O buraco no lineup de desktops da Apple

Desde há algum tempo, a Apple tem a sua linha de desktops divida em três gamas: macmini (gama baixa), imac (gama média) e powermac/macpro (gama alta).

Aparentemente tem soluções para cobrir todos os segmentos importantes do mercado. Ou será que não?

Se o macmini não apresenta grande contestação como máquina útil para quem quer gastar pouco dinheiro, já o imac e o powermac/macpro são opções discutíveis. Começemos pelo segundo.

Para o macpro a Apple optou por ir pelo caminho mais complicado, mas na realidade o único possível após ter apresentado um powermac em 2005 com 2 processadores dual core. Com a mudança para Intel, apenas os processadores Xeon permitiam-lhe evitar voltar atrás e apresentar uma máquina topo de gama com menos cores que o modelo substituído.
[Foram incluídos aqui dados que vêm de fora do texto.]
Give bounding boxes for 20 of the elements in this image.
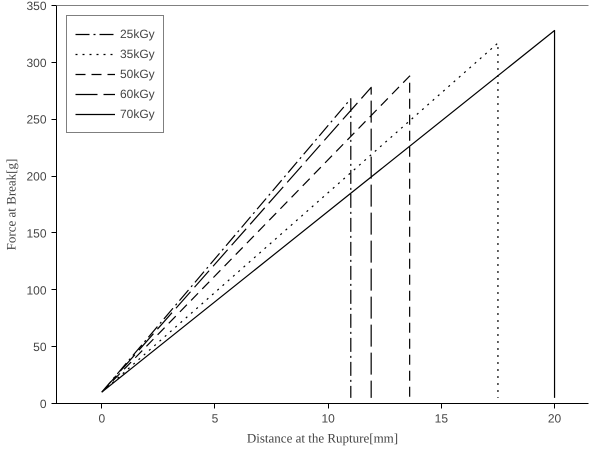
legend-label: 25kGy bbox=[120, 27, 155, 41]
x-tick-label: 0 bbox=[98, 412, 106, 426]
legend-label: 50kGy bbox=[120, 67, 155, 81]
y-tick-label: 300 bbox=[26, 56, 47, 70]
x-axis-title: Distance at the Rupture[mm] bbox=[246, 430, 398, 446]
legend-label: 60kGy bbox=[120, 87, 155, 101]
legend-label: 35kGy bbox=[120, 47, 155, 61]
legend-label: 70kGy bbox=[120, 107, 155, 121]
x-tick-label: 20 bbox=[548, 412, 562, 426]
y-tick-label: 0 bbox=[40, 397, 47, 411]
x-tick-label: 15 bbox=[434, 412, 448, 426]
x-tick-label: 10 bbox=[321, 412, 336, 426]
y-tick-label: 150 bbox=[26, 226, 47, 240]
y-axis-title: Force at Break[g] bbox=[3, 158, 18, 250]
y-tick-label: 250 bbox=[26, 112, 47, 127]
y-tick-label: 350 bbox=[26, 0, 47, 13]
y-tick-label: 100 bbox=[26, 283, 47, 298]
y-tick-label: 200 bbox=[26, 170, 47, 184]
x-tick-label: 5 bbox=[212, 412, 219, 426]
y-tick-label: 50 bbox=[33, 340, 47, 354]
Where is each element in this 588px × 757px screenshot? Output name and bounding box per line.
E o preço a pagar foi optar por uma solução tecnológica diferente do esperado.

Assim, aos Xeon e à sua motherboard desenhada pela Intel juntaram-se as memórias FBDIMM, as únicas suportadas pelos modelos de dois processadores. E aqui reside um erro que, em boa realidade, pertence à Intel e é semelhante ao caso Rambus no tempo dos Pentium III. Aliás, o problema é idêntico: tecnologia que permite uma maior largura de banda mas com latência muito superior.

O resultado é um computador competente mas mais caro do que poderia ser se a Intel tivesse optado por permitir aos Core 2 Duo funcionar aos pares. Como segmentou esse mercado para os Xeon, encostou a Apple às cordas.
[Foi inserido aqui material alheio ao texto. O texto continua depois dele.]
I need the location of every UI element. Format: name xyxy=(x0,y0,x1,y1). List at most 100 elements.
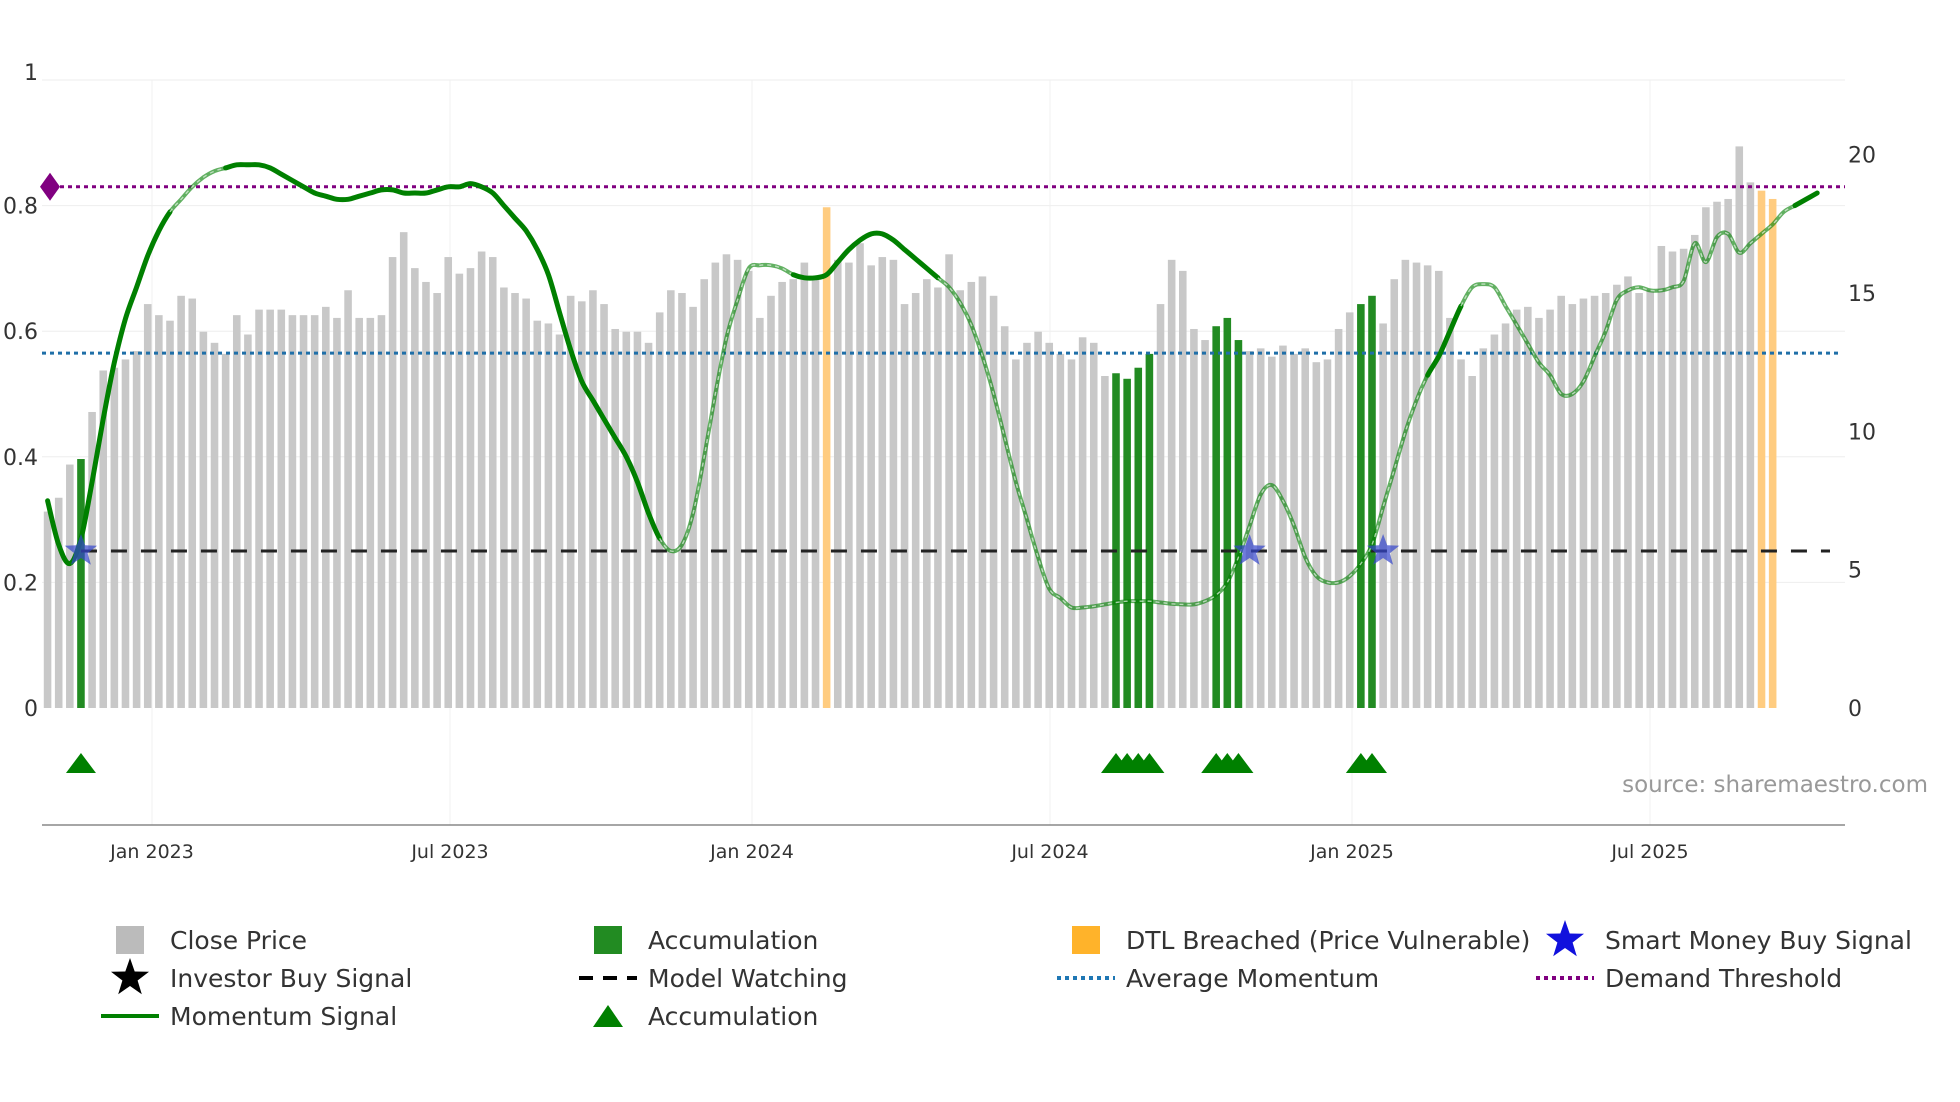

Mas este é um problema menor, pois historicamente, a linha pro da Apple sempre foi bastante cara, mantendo-se o modelo de entrada *relativamente* acessível.

Voltando agora ao primeiro.

O imac original foi uma solução para a gama baixa da Apple em tempos difíceis. Com o tempo teve direito a subir na cadeia alimentar (como a Volkswagen fez com o Polo e o Golf. A geração actual do primeiro tem as dimensões da primeira versão do segundo).

O que se estranha é que, após o switch, se mantenha a aposta num cavalo diferente do habitual no mercado de PCs. A grande maioria dos PCs vendidos são-no sem ter o monitor integrado. Podem até ser vendidos com monitor, mas não está o mesmo integrado na máquina como no caso do imac. Se esta estratégia fazia sentido no tempo dos processadores PowerPC – quanto mais não fosse para acentuar a diferença entre um mac de secretária e um corriqueiro PC – hoje em dia essa opção parece-me errada.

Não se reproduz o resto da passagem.